Drei junge Frauen mit vielen Gemeinsamkeiten: Sie sind 18 Jahre alt, leben in Tönisvorst, besuchen die Q2 des Michael-Ende-Gymnasiums und wollen im Sommer mit dem Abitur in der Tasche die Schule verlassen.

Ende Februar waren sie mit weiteren 13 Mitschülern aus der Stufe in Auschwitz. Die Reise traten sie an, weil sie die Themen Holocaust, Ausgrenzung, Rassismus, die systematische Vernichtung von Menschenleben im Nazi-Deutschland nicht loslassen. Das MEG hat die jährliche Fahrt in seinem Schulprogramm verankert.

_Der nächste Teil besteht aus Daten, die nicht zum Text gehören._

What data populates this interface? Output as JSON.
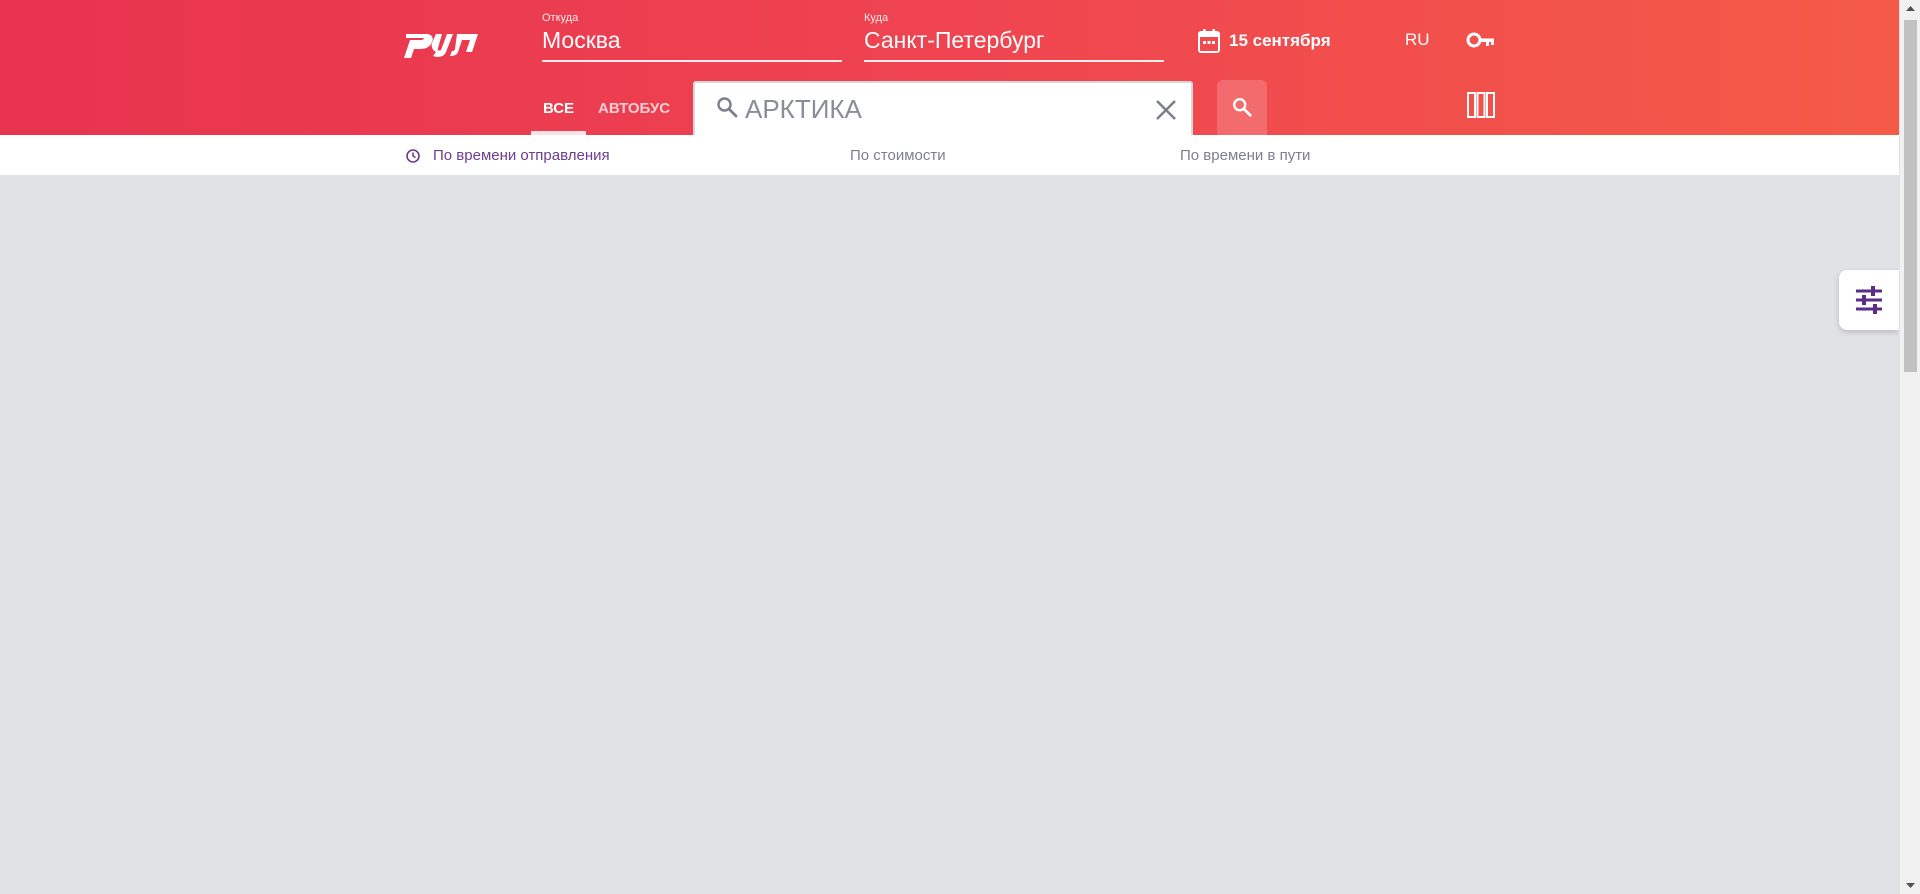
{
  "header": {
    "from": {
      "label": "Откуда",
      "value": "Москва"
    },
    "to": {
      "label": "Куда",
      "value": "Санкт-Петербург"
    },
    "date": "15 сентября",
    "language": "RU"
  },
  "tabs": [
    {
      "label": "ВСЕ",
      "active": true
    },
    {
      "label": "АВТОБУС",
      "active": false
    }
  ],
  "search": {
    "value": "АРКТИКА",
    "placeholder": ""
  },
  "sort": {
    "by_departure": "По времени отправления",
    "by_price": "По стоимости",
    "by_duration": "По времени в пути",
    "active": "by_departure"
  },
  "icons": {
    "logo": "rzd-logo",
    "calendar": "calendar-icon",
    "key": "key-icon",
    "search": "search-icon",
    "clear": "close-icon",
    "stations": "stations-icon",
    "clock": "clock-icon",
    "filter": "filter-sliders-icon"
  },
  "colors": {
    "header_gradient_start": "#e8334f",
    "header_gradient_end": "#f45b47",
    "accent_purple": "#6e3b8f",
    "background": "#e1e2e6"
  }
}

Sich zu interessieren, empfinden die Tönisvorsterinnen als eine Verpflichtung aus Verantwortung. „Es sollte eine Pflicht für jeden Deutschen sein, einmal Auschwitz zu sehen“, sagt Lisa. Sich erinnern, sich justieren in der festen Meinung, dass sich die in ihrer Dimension unbegreiflichen Geschehnisse nicht wiederholen dürfen. Das Ziel gilt für die drei Schülerinnen gleichermaßen.

Für Hannah und Lisa war die Fahrt ein Muss, um besser zu verstehen, auch gefühlsmäßig zu begreifen. Rassismus, der sich gegen sie persönlich wendet, erleben die beiden in ihrem Alltag nicht.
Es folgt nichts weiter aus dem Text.